A comparison of clinical use cases.

Full size image

Film and digital scans

Another key differentiator in the available mammographic datasets, is the use of film and digital images. This is a highly important consideration, as the output of a scanned film mammogram is markedly different to the direct capture of a modern digital mammogram. The majority of current research is focused on digital mammography, as such scanners have largely displaced film scanners in the developed world. However, the incidence of breast cancer is increasing at a rate of 0.5–1% every year in developing regions, where film scanners are still the de-facto means by which mammograms can be taken2.

For commercial ventures, such as the author’s own medical imaging company, who are seeking to reduce the reliance on radiologists as part of the mammographic pipeline, and thus make screening possible in developing economies, the inclusion of film mammograms into the training dataset is mandatory. Therefore, film-based repositories such as CBIS-DDSM BCDR-F are highly important.

Interoperability and standardisation

One of the key areas in which the available mammographic datasets vary, is their ability to interoperate with each other. In clinical medicine, the BIRADS standard of identifying and localising a lesion is generally considered to be the gold standard41. However, the majority of the datasets (aside from MIAS) do not follow this standard, rather they adopt more intuitive classification schemas, such as DDSM’s malignant and benign labelling. This ultimately leads to datasets becoming more interoperable with each other if they choose not to follow the clinical standard.

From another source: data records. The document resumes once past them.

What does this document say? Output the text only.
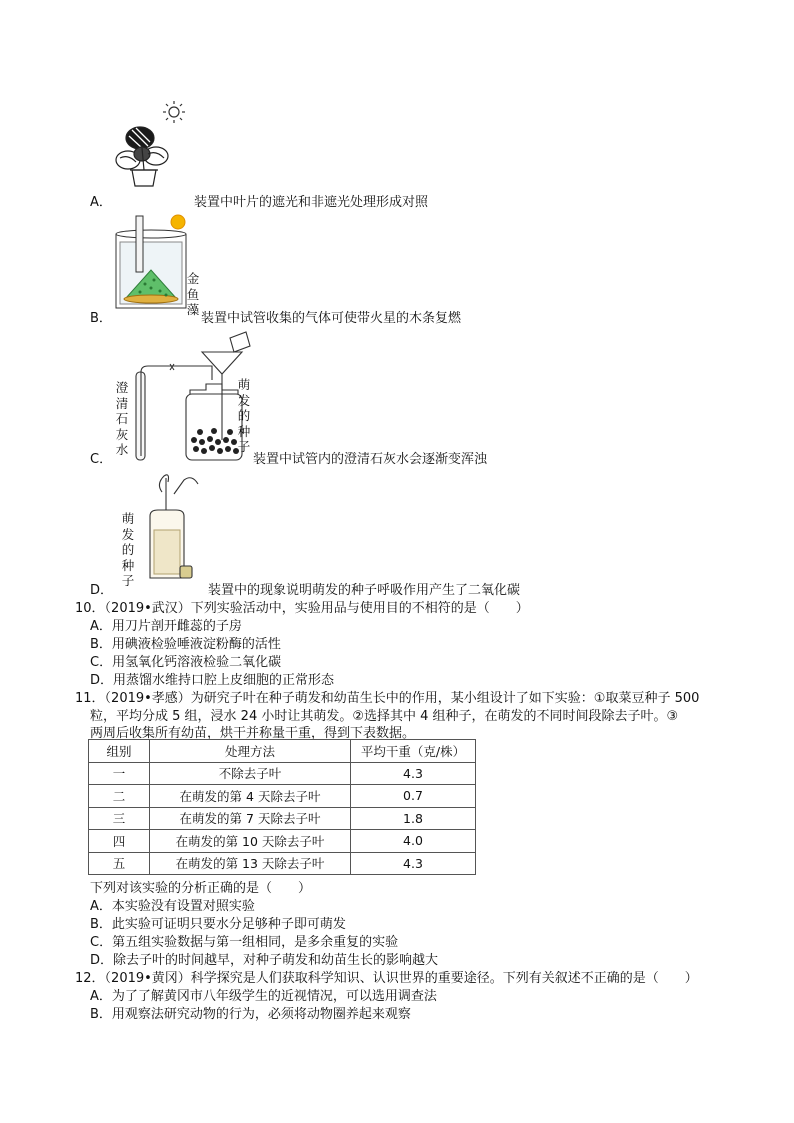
金鱼藻
澄清石灰水
萌发的种子
萌发的种子
A．	装置中叶片的遮光和非遮光处理形成对照
B．	装置中试管收集的气体可使带火星的木条复燃
C．	装置中试管内的澄清石灰水会逐渐变浑浊
D．	装置中的现象说明萌发的种子呼吸作用产生了二氧化碳
10．（2019•武汉）下列实验活动中，实验用品与使用目的不相符的是（　　）
A．用刀片剖开雌蕊的子房
B．用碘液检验唾液淀粉酶的活性
C．用氢氧化钙溶液检验二氧化碳
D．用蒸馏水维持口腔上皮细胞的正常形态
11．（2019•孝感）为研究子叶在种子萌发和幼苗生长中的作用，某小组设计了如下实验：①取菜豆种子 500
粒，平均分成 5 组，浸水 24 小时让其萌发。②选择其中 4 组种子，在萌发的不同时间段除去子叶。③
两周后收集所有幼苗，烘干并称量干重，得到下表数据。
组别	处理方法	平均干重（克/株）
一	不除去子叶	4.3
二	在萌发的第 4 天除去子叶	0.7
三	在萌发的第 7 天除去子叶	1.8
四	在萌发的第 10 天除去子叶	4.0
五	在萌发的第 13 天除去子叶	4.3
下列对该实验的分析正确的是（　　）
A．本实验没有设置对照实验
B．此实验可证明只要水分足够种子即可萌发
C．第五组实验数据与第一组相同，是多余重复的实验
D．除去子叶的时间越早，对种子萌发和幼苗生长的影响越大
12．（2019•黄冈）科学探究是人们获取科学知识、认识世界的重要途径。下列有关叙述不正确的是（　　）
A．为了了解黄冈市八年级学生的近视情况，可以选用调查法
B．用观察法研究动物的行为，必须将动物圈养起来观察
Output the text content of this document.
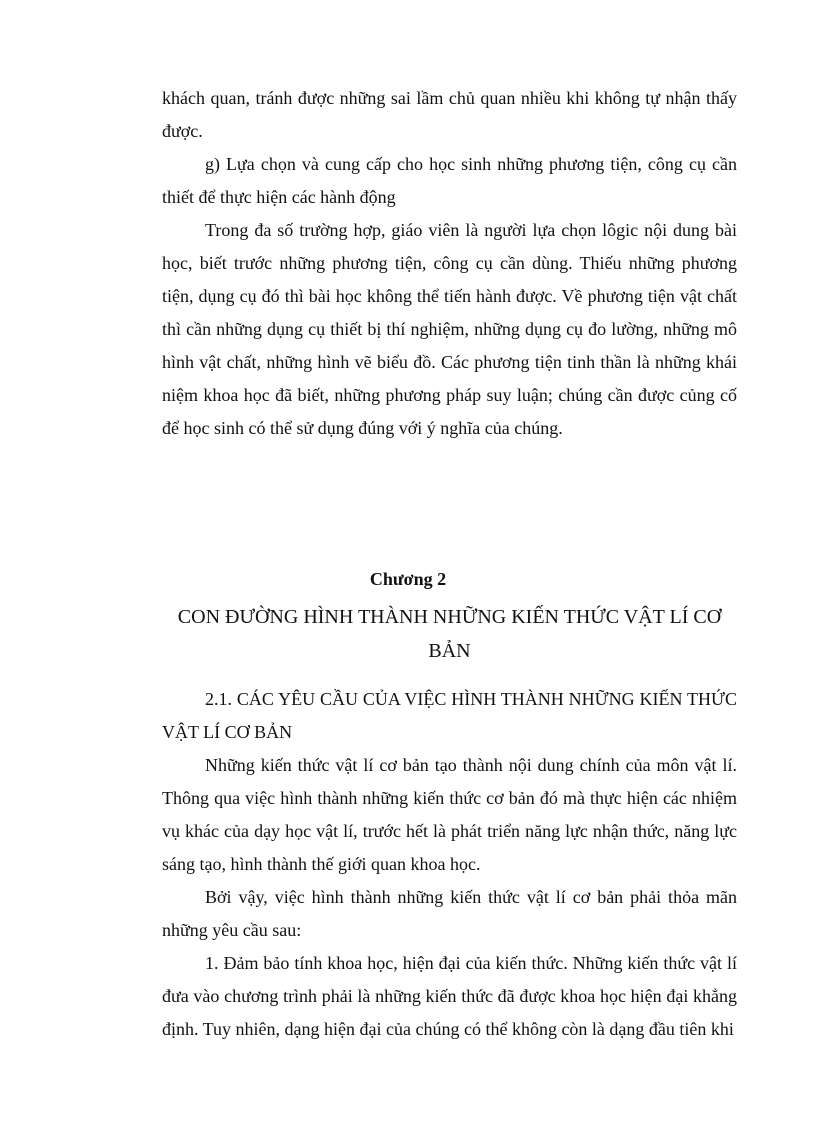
khách quan, tránh được những sai lầm chủ quan nhiều khi không tự nhận thấy được.

g) Lựa chọn và cung cấp cho học sinh những phương tiện, công cụ cần thiết để thực hiện các hành động

Trong đa số trường hợp, giáo viên là người lựa chọn lôgic nội dung bài học, biết trước những phương tiện, công cụ cần dùng. Thiếu những phương tiện, dụng cụ đó thì bài học không thể tiến hành được. Về phương tiện vật chất thì cần những dụng cụ thiết bị thí nghiệm, những dụng cụ đo lường, những mô hình vật chất, những hình vẽ biểu đồ. Các phương tiện tinh thần là những khái niệm khoa học đã biết, những phương pháp suy luận; chúng cần được củng cố để học sinh có thể sử dụng đúng với ý nghĩa của chúng.

Chương 2
CON ĐƯỜNG HÌNH THÀNH NHỮNG KIẾN THỨC VẬT LÍ CƠ BẢN

2.1. CÁC YÊU CẦU CỦA VIỆC HÌNH THÀNH NHỮNG KIẾN THỨC VẬT LÍ CƠ BẢN

Những kiến thức vật lí cơ bản tạo thành nội dung chính của môn vật lí. Thông qua việc hình thành những kiến thức cơ bản đó mà thực hiện các nhiệm vụ khác của dạy học vật lí, trước hết là phát triển năng lực nhận thức, năng lực sáng tạo, hình thành thế giới quan khoa học.

Bởi vậy, việc hình thành những kiến thức vật lí cơ bản phải thỏa mãn những yêu cầu sau:

1. Đảm bảo tính khoa học, hiện đại của kiến thức. Những kiến thức vật lí đưa vào chương trình phải là những kiến thức đã được khoa học hiện đại khẳng định. Tuy nhiên, dạng hiện đại của chúng có thể không còn là dạng đầu tiên khi
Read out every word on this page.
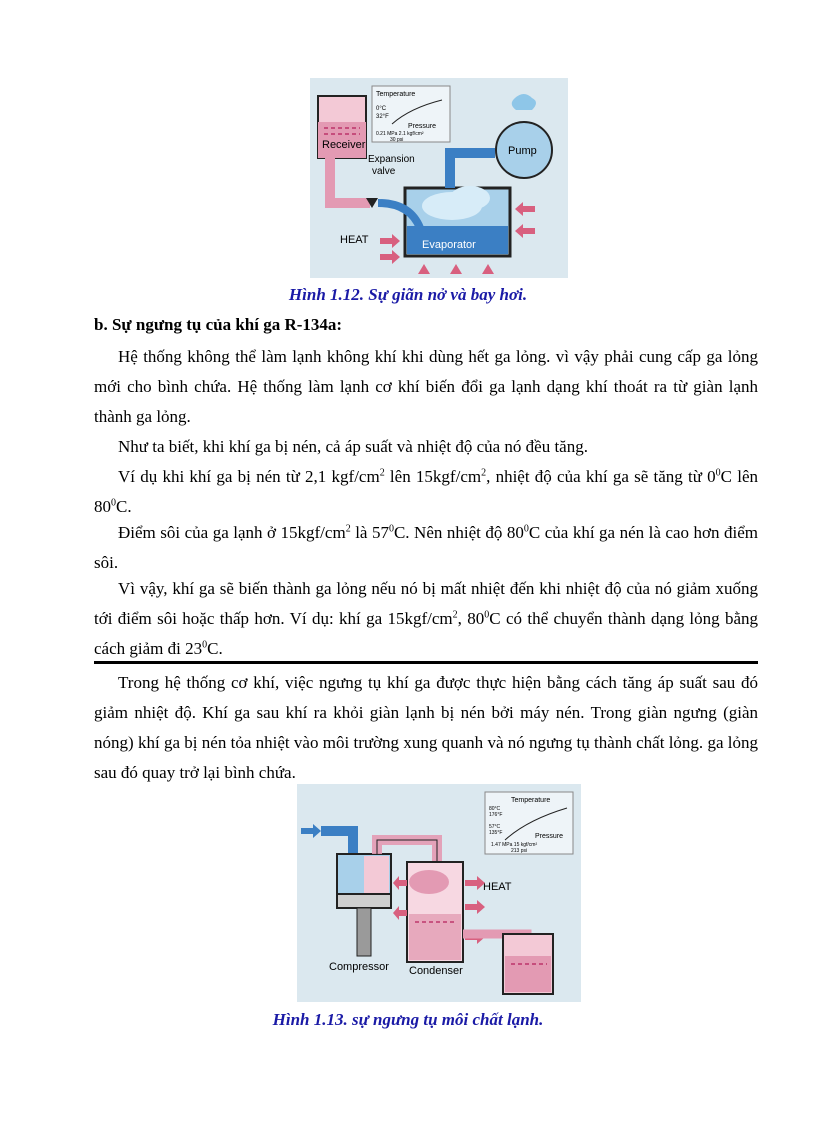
Receiver
Expansion
valve
Evaporator
Pump
HEAT
Temperature
0°C
32°F
Pressure
0.21 MPa 2.1 kgf/cm²
30 psi
Hình 1.12. Sự giãn nở và bay hơi.
b. Sự ngưng tụ của khí ga R-134a:

Hệ thống không thể làm lạnh không khí khi dùng hết ga lỏng. vì vậy phải cung cấp ga lỏng mới cho bình chứa. Hệ thống làm lạnh cơ khí biến đổi ga lạnh dạng khí thoát ra từ giàn lạnh thành ga lỏng.

Như ta biết, khi khí ga bị nén, cả áp suất và nhiệt độ của nó đều tăng.

Ví dụ khi khí ga bị nén từ 2,1 kgf/$cm^2$ lên $15kgf/cm^2$, nhiệt độ của khí ga sẽ tăng từ $0^0C$ lên $80^0C$.

Điểm sôi của ga lạnh ở $15kgf/cm^2$ là $57^0C$. Nên nhiệt độ $80^0C$ của khí ga nén là cao hơn điểm sôi.

Vì vậy, khí ga sẽ biến thành ga lỏng nếu nó bị mất nhiệt đến khi nhiệt độ của nó giảm xuống tới điểm sôi hoặc thấp hơn. Ví dụ: khí ga $15kgf/cm^2$, $80^0C$ có thể chuyển thành dạng lỏng bằng cách giảm đi $23^0C$.

Trong hệ thống cơ khí, việc ngưng tụ khí ga được thực hiện bằng cách tăng áp suất sau đó giảm nhiệt độ. Khí ga sau khí ra khỏi giàn lạnh bị nén bởi máy nén. Trong giàn ngưng (giàn nóng) khí ga bị nén tỏa nhiệt vào môi trường xung quanh và nó ngưng tụ thành chất lỏng. ga lỏng sau đó quay trở lại bình chứa.

Compressor Condenser
HEAT
Temperature
80°C
176°F
57°C
135°F	Pressure
1.47 MPa 15 kgf/cm²
213 psi
Hình 1.13. sự ngưng tụ môi chất lạnh.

In addition to labelling, the image formats adopted by the individual datasets vary considerably. For example, the original DDSM team chose to use LJPG, MIAS uses PGM files, whereas OPTIMAM provides DICOM files. A possible solution to standardising these approaches would be choose a single lossless image format, such as TIFF. TIFF could encompass the full 16-bit DICOM data captured by the high resolution scanners in OPTIMAM, and also allow the smaller Mini-MIAS images to be upscaled to a standard size.

Dataset volume

The FAIR principles consider datasets on the grounds of their findability, accessibility, interoperability and reusability. They do not consider the volume of the dataset to be a factor, although obviously it is important to machine learning researchers. For example, the INbreast and OPTIMAM datasets are intrinsically similar, although due to the small size of INbreast, it has limited utility in the commercial world. OPTIMAM on the other hand, with over 100,000 mammograms, has enabled teams such as DeepMind to produce models that can surpass the performance of a radiologist for the first time in over fifty years of research.

Synthetic data generation

The role of synthetic data generation, or using machines to create artificial yet useful data, has been widely studied and has demonstrated promise in other areas of deep learning, such as autonomous vehicles42. As discussed previously, Huang et al. demonstrated that applying a Generative Adversarial Network approach to the relatively small INbreast dataset was able to generate over 7,000 unique mammograms23.

At the time of writing, there are relatively few datasets available to researchers, and even fewer that are free and open-source, which contain validated biopsy-proven labelling schemas (BIRADS category 6). In order for deep learning to consistently exceed the performance of a human radiologist, far more histologically confirmed data from diverse sources is clearly a prerequisite. The work by Huang et.al demonstrates the potential of using technology to expand the size of small datasets such as INbreast, but what if this approach was taken on the entire corpus of OPTIMAM’s dataset? Theoretically, the 20,000 mammograms within that dataset could yield over 350,000 histologically confirmed malignancies, and 42,000 benign lesions.

Such an approach could vastly increase the volume of the data that is available to researchers today, and enable the creation of far more accurate technology, albeit without the degree of generalisability that would be required for solving the issues in emerging economies.